Hiçbir ilmi tecessüs, teknik ekipman, servet ve güç bu sıradan; ama değiştirilemez gerçeğin karşısında kar etmiyor; ölümden kaçılmıyor ve ölüm insanları ilahlık iddiasından ve nefsine zulmetmekten koruyor. En nadide ve ulaşılmaz güzellikleri bile çürüten, dünyanın en muktedir kuvvet sahiplerini sansar görmüş tavuk gibi titreten, en muhkem kaşaneleri un ufak eden ve herkese mutlak bir eşitlikle uğrayan ölüm olmasaydı dünyanın nasıl feci bir cehennem haline geleceğini tasavvur edebiliyor musunuz?

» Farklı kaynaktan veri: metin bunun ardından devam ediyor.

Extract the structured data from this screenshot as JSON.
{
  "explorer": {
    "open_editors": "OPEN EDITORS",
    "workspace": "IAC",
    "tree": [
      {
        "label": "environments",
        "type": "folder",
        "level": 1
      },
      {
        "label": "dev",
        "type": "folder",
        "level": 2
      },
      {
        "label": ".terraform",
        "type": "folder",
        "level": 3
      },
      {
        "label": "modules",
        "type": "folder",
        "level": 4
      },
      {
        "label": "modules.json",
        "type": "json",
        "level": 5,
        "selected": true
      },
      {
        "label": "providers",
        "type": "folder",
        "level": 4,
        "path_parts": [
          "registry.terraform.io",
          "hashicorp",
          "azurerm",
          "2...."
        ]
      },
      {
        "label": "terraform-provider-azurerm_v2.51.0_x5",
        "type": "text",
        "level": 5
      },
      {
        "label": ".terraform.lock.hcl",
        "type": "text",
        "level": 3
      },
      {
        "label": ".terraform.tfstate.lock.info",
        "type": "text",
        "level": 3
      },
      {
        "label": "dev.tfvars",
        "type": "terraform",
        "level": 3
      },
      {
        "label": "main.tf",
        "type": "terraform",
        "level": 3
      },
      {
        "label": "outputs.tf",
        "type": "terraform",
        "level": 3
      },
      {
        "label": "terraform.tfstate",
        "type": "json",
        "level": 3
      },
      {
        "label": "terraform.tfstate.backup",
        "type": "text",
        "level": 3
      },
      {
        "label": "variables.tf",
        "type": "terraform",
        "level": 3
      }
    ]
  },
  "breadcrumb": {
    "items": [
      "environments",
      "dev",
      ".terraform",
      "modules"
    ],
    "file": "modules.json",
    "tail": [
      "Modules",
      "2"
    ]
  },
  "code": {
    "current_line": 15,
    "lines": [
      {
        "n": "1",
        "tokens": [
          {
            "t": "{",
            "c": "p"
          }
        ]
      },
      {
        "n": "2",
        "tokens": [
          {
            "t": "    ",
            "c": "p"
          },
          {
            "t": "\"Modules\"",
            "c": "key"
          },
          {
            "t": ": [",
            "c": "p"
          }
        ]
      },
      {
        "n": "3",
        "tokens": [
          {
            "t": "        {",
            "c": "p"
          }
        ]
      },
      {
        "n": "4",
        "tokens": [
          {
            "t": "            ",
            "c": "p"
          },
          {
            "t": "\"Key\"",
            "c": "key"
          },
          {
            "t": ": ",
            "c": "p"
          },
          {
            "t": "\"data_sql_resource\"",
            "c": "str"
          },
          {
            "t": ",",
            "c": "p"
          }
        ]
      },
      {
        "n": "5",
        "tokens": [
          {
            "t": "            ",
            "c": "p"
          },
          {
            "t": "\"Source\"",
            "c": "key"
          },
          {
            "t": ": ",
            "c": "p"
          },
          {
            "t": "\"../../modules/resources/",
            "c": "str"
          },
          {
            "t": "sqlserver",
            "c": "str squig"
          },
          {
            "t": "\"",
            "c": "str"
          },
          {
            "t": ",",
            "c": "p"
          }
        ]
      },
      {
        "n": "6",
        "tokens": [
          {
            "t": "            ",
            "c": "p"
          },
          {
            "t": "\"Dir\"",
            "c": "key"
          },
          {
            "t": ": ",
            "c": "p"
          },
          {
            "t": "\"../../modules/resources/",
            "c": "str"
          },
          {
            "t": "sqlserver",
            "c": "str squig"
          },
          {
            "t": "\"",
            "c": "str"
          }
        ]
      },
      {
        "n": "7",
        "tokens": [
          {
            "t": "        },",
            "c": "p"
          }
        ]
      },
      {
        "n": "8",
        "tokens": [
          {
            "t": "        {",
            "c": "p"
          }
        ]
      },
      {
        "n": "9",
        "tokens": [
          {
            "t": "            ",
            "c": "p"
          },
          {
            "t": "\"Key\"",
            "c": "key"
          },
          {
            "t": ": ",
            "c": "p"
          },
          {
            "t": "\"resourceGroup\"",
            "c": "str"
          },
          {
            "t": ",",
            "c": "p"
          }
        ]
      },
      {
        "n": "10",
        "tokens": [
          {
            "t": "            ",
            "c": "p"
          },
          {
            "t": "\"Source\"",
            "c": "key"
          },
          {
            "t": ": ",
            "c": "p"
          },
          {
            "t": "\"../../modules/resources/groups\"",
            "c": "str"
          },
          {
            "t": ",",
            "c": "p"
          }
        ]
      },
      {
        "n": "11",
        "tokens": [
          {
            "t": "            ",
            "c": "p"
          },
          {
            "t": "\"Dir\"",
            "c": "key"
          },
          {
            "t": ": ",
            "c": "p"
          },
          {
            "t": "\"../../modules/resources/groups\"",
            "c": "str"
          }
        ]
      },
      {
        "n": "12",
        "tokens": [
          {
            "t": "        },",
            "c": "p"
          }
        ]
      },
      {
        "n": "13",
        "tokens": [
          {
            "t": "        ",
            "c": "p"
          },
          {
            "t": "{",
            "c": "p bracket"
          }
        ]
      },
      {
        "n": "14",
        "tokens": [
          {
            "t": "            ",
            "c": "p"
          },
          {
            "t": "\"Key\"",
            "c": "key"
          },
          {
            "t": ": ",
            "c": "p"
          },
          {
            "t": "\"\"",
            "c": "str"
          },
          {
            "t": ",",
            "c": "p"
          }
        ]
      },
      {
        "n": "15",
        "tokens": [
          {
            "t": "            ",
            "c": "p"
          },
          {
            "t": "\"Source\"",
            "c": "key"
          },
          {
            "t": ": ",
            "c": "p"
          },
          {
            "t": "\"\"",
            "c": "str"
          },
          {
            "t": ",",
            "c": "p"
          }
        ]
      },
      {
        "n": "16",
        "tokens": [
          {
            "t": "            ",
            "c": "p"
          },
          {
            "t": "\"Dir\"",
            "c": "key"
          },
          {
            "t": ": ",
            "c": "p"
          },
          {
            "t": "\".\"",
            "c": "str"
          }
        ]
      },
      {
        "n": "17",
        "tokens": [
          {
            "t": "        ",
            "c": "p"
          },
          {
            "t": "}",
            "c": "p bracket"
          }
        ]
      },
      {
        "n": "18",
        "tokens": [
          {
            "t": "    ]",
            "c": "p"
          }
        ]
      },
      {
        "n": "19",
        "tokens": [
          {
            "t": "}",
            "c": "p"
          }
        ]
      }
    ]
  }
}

Ne var ki dünyaya pençe geçirmek dileyenlerin virdi haline gelen ölümsüzlük davası, sıradan insanlar nezdinde sıradan, makul ve munis bir hakikatin önünde edeple ellerini kavuşturuverir; ölüm haktır ve her nefis ölümü tadacaktır. İşte dünyayı her şeye rağmen yaşanılır kılan ve güzelleştiren, bu basit; ama doğru muhakemeyle amel eden sıradan insanların ekseriyetidir. Hayat teknesinin narin omurgası ölümün keskin dişleriyle temas ettiği zaman "dünyada ölümden başkası yalan" diye haykırmak son tahlilde pek büyük bir kıymet taşımıyor. Şarkıcı hanım kızımızı tenzih ederek söylüyorum Firavun da Hazreti Musa ve kavmini ordusu ile takib ederken Kızıldeniz'in tam ortasında sudan duvarlar üstüne kapanmaya başladığında çok makul şeyler söylemişti; ama bu kabulün diğer ismi "Firavun İmanı" olduğu için son tahlilde imandan sayılmıyor.

Ölümden başkası yalan anladık; peki, hakikat ne; şunu da medyatik bir dille besteleseniz de öğrensek!